By VICTOR E. SASSON
All the signs are there that The Record's editors, columnists and reporters are resuming their work of repairing Governor Christie's battered image.
It isn't news that a prominent Republican lawyer Christie hired to conduct an "internal" investigation, and the attorney's staff, which has ties to the governor, may have cleared him, but it is all over Page 1 today.
And what did readers turned off by Charles Stile's political columns do to deserve two "he's-not-as-bad-as-he-seems" columns on the front page today and Monday?
So far, the internal probe has cost taxpayers more than $1 million.

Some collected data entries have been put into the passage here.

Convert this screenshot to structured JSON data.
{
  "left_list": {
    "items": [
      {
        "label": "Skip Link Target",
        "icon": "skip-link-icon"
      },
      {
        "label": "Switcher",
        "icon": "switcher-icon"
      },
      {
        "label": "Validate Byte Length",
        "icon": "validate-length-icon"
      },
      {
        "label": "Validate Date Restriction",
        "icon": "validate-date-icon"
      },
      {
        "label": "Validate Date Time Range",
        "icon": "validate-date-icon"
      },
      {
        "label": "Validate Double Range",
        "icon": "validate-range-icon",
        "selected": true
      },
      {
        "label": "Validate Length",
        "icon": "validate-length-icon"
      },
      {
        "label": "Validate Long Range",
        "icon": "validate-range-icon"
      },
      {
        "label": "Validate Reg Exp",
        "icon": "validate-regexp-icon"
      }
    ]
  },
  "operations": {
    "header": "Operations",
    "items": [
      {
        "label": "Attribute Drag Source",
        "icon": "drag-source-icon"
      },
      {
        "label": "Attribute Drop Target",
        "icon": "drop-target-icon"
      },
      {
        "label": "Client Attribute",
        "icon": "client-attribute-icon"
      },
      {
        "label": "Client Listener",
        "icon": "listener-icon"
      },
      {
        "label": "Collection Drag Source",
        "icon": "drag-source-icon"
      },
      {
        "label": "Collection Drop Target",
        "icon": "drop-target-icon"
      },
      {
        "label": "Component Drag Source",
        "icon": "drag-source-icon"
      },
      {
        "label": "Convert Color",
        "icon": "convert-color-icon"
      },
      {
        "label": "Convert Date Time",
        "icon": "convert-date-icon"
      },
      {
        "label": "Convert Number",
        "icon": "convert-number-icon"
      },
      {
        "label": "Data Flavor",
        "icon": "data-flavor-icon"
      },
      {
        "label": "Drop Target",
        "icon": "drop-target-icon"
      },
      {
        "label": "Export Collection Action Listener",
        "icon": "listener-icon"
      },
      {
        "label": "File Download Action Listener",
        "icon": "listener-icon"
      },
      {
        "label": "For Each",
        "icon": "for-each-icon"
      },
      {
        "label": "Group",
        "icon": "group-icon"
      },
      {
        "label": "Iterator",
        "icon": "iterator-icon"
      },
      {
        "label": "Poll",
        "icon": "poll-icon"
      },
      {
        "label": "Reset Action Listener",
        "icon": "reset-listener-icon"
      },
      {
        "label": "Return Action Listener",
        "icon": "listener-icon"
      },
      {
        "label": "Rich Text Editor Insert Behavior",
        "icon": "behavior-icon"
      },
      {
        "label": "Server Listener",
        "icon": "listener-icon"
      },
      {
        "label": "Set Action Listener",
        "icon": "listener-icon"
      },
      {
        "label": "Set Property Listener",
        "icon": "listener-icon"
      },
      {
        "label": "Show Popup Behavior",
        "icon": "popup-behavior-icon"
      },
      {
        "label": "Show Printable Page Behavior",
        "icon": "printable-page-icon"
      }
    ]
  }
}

It's hard to understand how the editors and Christie's allies see such positive signs when members of the governor's inner-circle continue to stonewall on turning documents over to the state Legislature's Bridgegate investigative committee (A-6).
Men are animals
If you classify this latest flurry of stories about the GOP bully as "animal news," the Woodland Park daily seems to be devoting a lot of space lately to four-legged species.
Witness Sunday's front page, where a so-called debate over a pro athlete's dog-fighting conviction played out.
Today, the front of Local and L-3 are dominated by tear-jerking horse and dog rescue stories.
I guess nothing was going on in Hackensack, Teaneck and other towns that are missing from today's Local section, which is put out by editors who some would call "horse's asses."
The first Business page today reports a Bergen County legislator wants to make it legal for Tesla to sell its revolutionary electric car directly to New Jersey consumers (L-7).
The company's CEO says Christie and New Jersey auto dealers made a "backroom deal" to stop Tesla from selling its Model S premium sedan from Paramus and Short Hills showrooms.
"The governor talks a big game about attracting innovative businesses to the state, but this move does the exact opposite," says Assemblyman Timothy Eustace, D-Paramus, sponsor of a bill to amend the restrictive law.
The only editorial comment on the controversy came from freelance cartoonist Margulies on Sunday's O-2, which showed Christie telling a kid at a 5-cents lemonade stand he can't sell directly and has to go through "a beverage dealer."
Funeral home cops
Monday's Page 1 story on retired police officers who work at North Jersey funeral homes may help rehabilitate their image, which the paper savaged in a series of stories on high salaries and pensions when Francis "Frank" Scandale was running the newsroom.
The paper argued that high teacher and police salaries were the chief cause of municipalities' financial problems.
But why does Monday's story have two photos of the same man, Sal Arena, who was a captain on the Pompton Lakes force?